We’ve all been there before…trying to quickly finish grocery shopping before nap time, exchanging some clothes at a nearby department store or in my case aiming to squeeze in some much-needed mommy time at a local coffeehouse. And then it happens their bottom lip starts to quiver, the little eyebrows begin to furrow and suddenly a loud indignant screech is heard around the room. Surely, this will only result in a full on cringe-worthy meltdown.
The BIG ones…marked by crocodile tears, hysterical yelling, and a baby kicking and flopping around like a fish out of water, ensuring there is no way you could possibly comfort her.
Meltdowns such as these can only be rectified with the dreaded wait it out method. These are the worst. You can feel the glaring stares, piercing through your soul from judgmental onlookers. And if you are anything like me, you quickly try to grab every item within reach, flopping baby and all…and abort the mission. Cheeks reddened with embarrassment and eyes fixed to the ground, you hustle out the door as fast as humanly possible. All you can hope for at this point is that the others will quickly forget the disruption caused.

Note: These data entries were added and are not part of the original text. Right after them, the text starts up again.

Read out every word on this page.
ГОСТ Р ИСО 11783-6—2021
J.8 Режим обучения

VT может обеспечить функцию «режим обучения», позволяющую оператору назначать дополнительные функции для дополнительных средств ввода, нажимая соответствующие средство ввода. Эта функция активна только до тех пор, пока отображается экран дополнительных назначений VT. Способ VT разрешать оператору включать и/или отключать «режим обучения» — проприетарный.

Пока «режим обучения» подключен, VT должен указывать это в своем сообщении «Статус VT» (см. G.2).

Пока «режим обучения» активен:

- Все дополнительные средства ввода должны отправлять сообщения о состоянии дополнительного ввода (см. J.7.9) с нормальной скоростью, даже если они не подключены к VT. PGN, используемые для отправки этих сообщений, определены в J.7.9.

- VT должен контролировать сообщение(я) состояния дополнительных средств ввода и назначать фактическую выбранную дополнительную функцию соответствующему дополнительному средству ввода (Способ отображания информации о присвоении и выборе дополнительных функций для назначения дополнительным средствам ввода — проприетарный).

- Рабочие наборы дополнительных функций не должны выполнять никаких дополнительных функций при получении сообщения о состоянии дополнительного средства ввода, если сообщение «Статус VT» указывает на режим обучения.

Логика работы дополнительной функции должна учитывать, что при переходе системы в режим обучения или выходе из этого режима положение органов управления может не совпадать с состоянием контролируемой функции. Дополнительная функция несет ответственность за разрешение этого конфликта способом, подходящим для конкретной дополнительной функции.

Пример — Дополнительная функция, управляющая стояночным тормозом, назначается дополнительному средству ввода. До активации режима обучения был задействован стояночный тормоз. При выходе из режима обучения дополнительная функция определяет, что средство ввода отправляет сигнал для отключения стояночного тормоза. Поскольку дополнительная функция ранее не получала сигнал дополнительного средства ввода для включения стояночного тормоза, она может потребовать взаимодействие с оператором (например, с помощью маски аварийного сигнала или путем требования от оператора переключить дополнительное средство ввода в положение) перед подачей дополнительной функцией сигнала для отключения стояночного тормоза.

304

The public tantrum (as far as I know) is a shared experience among all young mothers. So why are we as mothers ashamed of this? Why do we worry and fret over taking our littles out and about? As we’re well aware our babies cry for a multitude of reasons from being wet, to tired, to hungry, to bored, and as loving mothers we address those needs as efficiently as possible. But what about the times when our children are acting like just that, children? Why do we try so desperately to hush them then?
Is is because we are embarrassed or ashamed? Is it because we’re afraid of being judged? Or is it because we don’t want to cause a disturbance? While all of those may be valid feelings, the truth is that sometimes our babies are going to be a disruption. Sometimes they are going to talk too loud, or cry too long. Sometimes they are going to run when asked to walk, but these are no reason to feel shame or embarrassment. These are opportunities for learning…and the lessons aren’t always for our children.

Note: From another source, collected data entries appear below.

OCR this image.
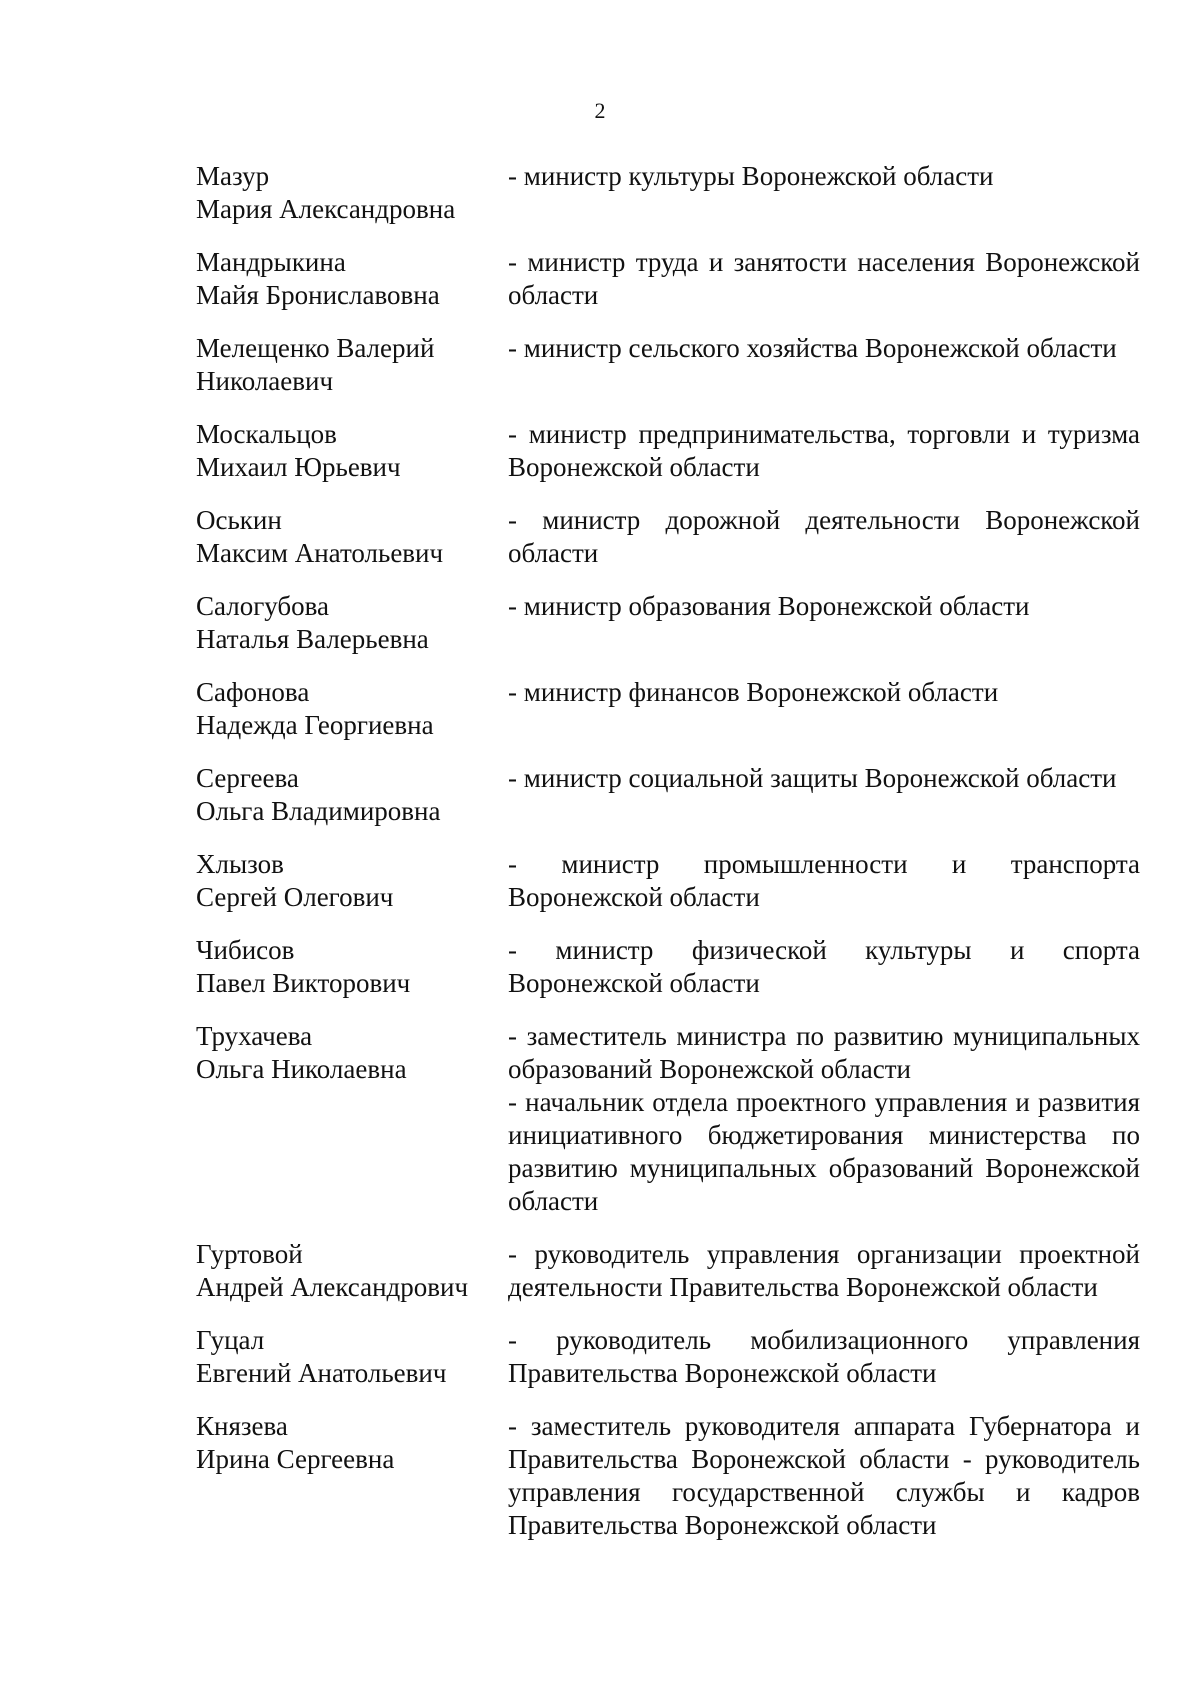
2
Мазур
Мария Александровна
- министр культуры Воронежской области
Мандрыкина
Майя Брониславовна
- министр труда и занятости населения Воронежской области
Мелещенко Валерий
Николаевич
- министр сельского хозяйства Воронежской области
Москальцов
Михаил Юрьевич
- министр предпринимательства, торговли и туризма Воронежской области
Оськин
Максим Анатольевич
- министр дорожной деятельности Воронежской области
Салогубова
Наталья Валерьевна
- министр образования Воронежской области
Сафонова
Надежда Георгиевна
- министр финансов Воронежской области
Сергеева
Ольга Владимировна
- министр социальной защиты Воронежской области
Хлызов
Сергей Олегович
- министр промышленности и транспорта Воронежской области
Чибисов
Павел Викторович
- министр физической культуры и спорта Воронежской области
Трухачева
Ольга Николаевна
- заместитель министра по развитию муниципальных образований Воронежской области
- начальник отдела проектного управления и развития инициативного бюджетирования министерства по развитию муниципальных образований Воронежской области
Гуртовой
Андрей Александрович
- руководитель управления организации проектной деятельности Правительства Воронежской области
Гуцал
Евгений Анатольевич
- руководитель мобилизационного управления Правительства Воронежской области
Князева
Ирина Сергеевна
- заместитель руководителя аппарата Губернатора и Правительства Воронежской области - руководитель управления государственной службы и кадров Правительства Воронежской области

We are doing those around us a great favor by showing them what raising children honestly looks like…all the good, bad and snotty-faces. Children are a beautiful gift from God and despite their occasional noisiness and outbursts, Pope Francis has wisely noted that
“[children] constantly remind us of the condition necessary to enter the kingdom of God: that of not considering ourselves self-sufficient, but needing help, love and forgiveness.”
Now I’m not at all suggesting that we should ignore our child’s fits and let them do as they please. Rather, I’m simply pointing out the obvious…babies cry because that is how they communicate. Sometimes little ones cry because they need something from us and don’t have the words to express it yet and that’s it. It’s not because they are being bratty or misbehaving…it’s because they need us…they need mom.
And if you ask me, it would do our world a bit of good to allow our kids to be kids, even in public. If we are truly pro-life and pro-family then we must be so in all aspects, even when it might draw some unwarranted attention to us.
So the next time those teary-eyed cries burst forth in a less than ideal setting, do your best to address your child’s need and do it with confidence. Hold your head up high dear Mama for you are giving the world a glimpse into the face of God and His life-giving love.